L'équipe d'Iyán Iván-Baragaño a analysé 768 matches de compétitions telles que la Ligue des Champions, le championnat d'Europe ou la coupe du monde entre 2018 et 2022, tant chez les hommes que chez les femmes.
Passes imprécises et pertes de balle
Dans ces matches, les femmes perdent plus souvent la balle que les hommes, en particulier dans leur propre moitié de terrain, et leurs passes sont moins précises. Elles tirent plus souvent au but, mais exploitent moins bien leurs occasions. Dans le même temps, elles récupèrent plus souvent les ballons, surtout dans le camp adverse.
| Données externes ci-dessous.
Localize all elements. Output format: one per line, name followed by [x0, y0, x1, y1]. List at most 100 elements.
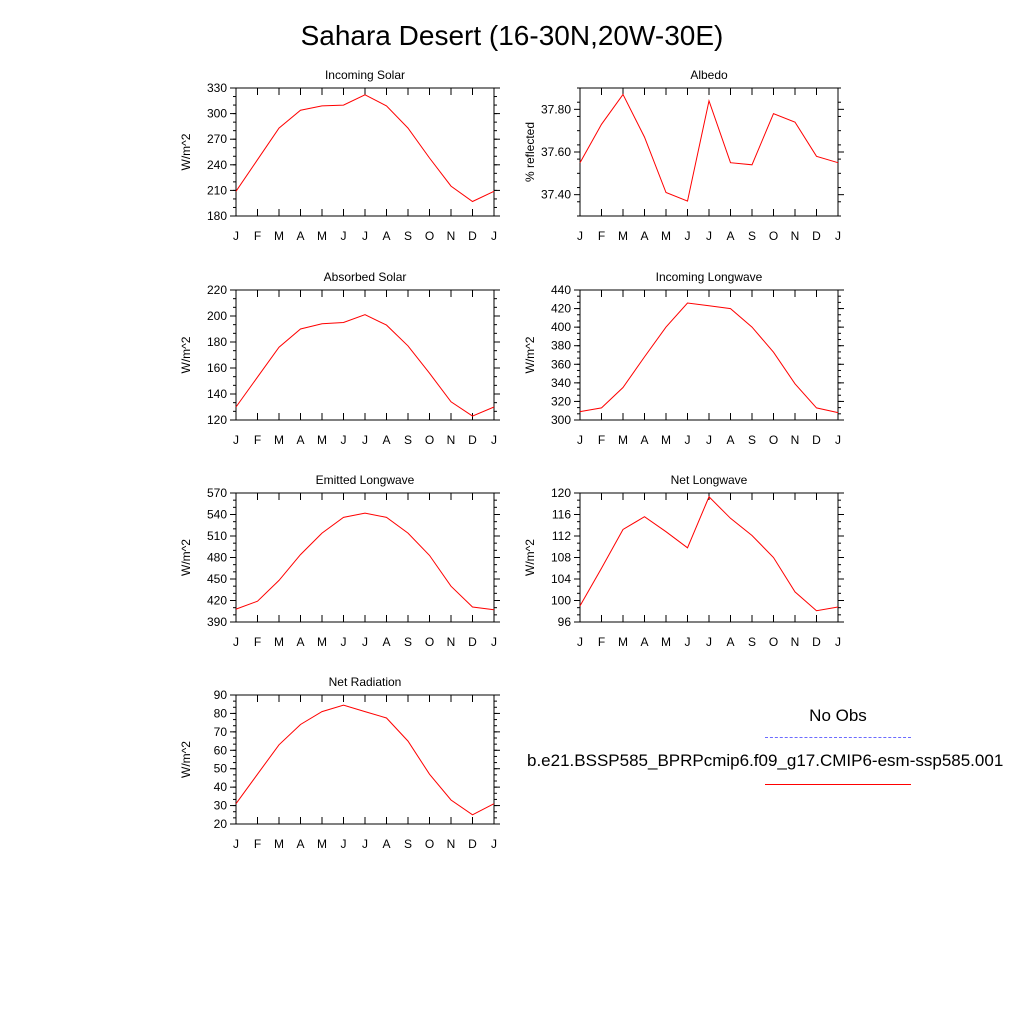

L'étude confirme par ailleurs que les femmes commettent nettement moins de fautes que les hommes et qu'elles reçoivent moins de cartons jaunes ou rouges.
Préjugés importants
Ces différences de performance mesurables n'expliquent toutefois pas à elles seules pourquoi le football masculin est porté si haut. Mais une autre étude, réalisée en 2023 à l'Université de Zurich, suggère que les préjugés jouent également un rôle important.
Elle montre que les spectateurs donnent de meilleures notes aux actions et aux buts des hommes lorsqu'ils constatent que ce sont des hommes qui jouent. Si le sexe des 22 acteurs est caché, les différences disparaissent presque complètement.
L'équipe de Carlos Gomez-Gonzales a réalisé une expérience sur 613 volontaires. Elle leur a montré dix extraits vidéo, cinq de matches féminins et cinq de matches masculins, en leur demandant de leur attribuer une note entre 1 et 5.
Une moitié de l'échantillon a vu les matches dans leur version originale, dans laquelle le sexe des joueurs était reconnaissable. Pour l'autre moitié, les extraits étaient pixellisés, de sorte que les tenues, le physique ou la coiffure des personnes sur le terrain ne pouvaient pas être identifiés.
Match nul pour les parties pixellisées
Dans leurs versions «non censurées», les matches masculins ont obtenu la note moyenne de 4,01, les féminins 3,84, une différence statistiquement significative. Pour les matches pixellisés, les notes moyennes sont de 3,58 pour les hommes et 3,56 pour les femmes. La différence n'est pas statistiquement significative.
Les deux groupes différaient aussi sur leur disponibilité à payer pour voir les matches. Les trois quarts des spectateurs des matches «en clair» se sont dits prêts à mettre la main au porte-monnaie pour voir un match masculin, contre 69% pour une partie féminine. Dans le second groupe, la proportion était de 69% pour voir jouer des hommes, contre 70% pour les femmes.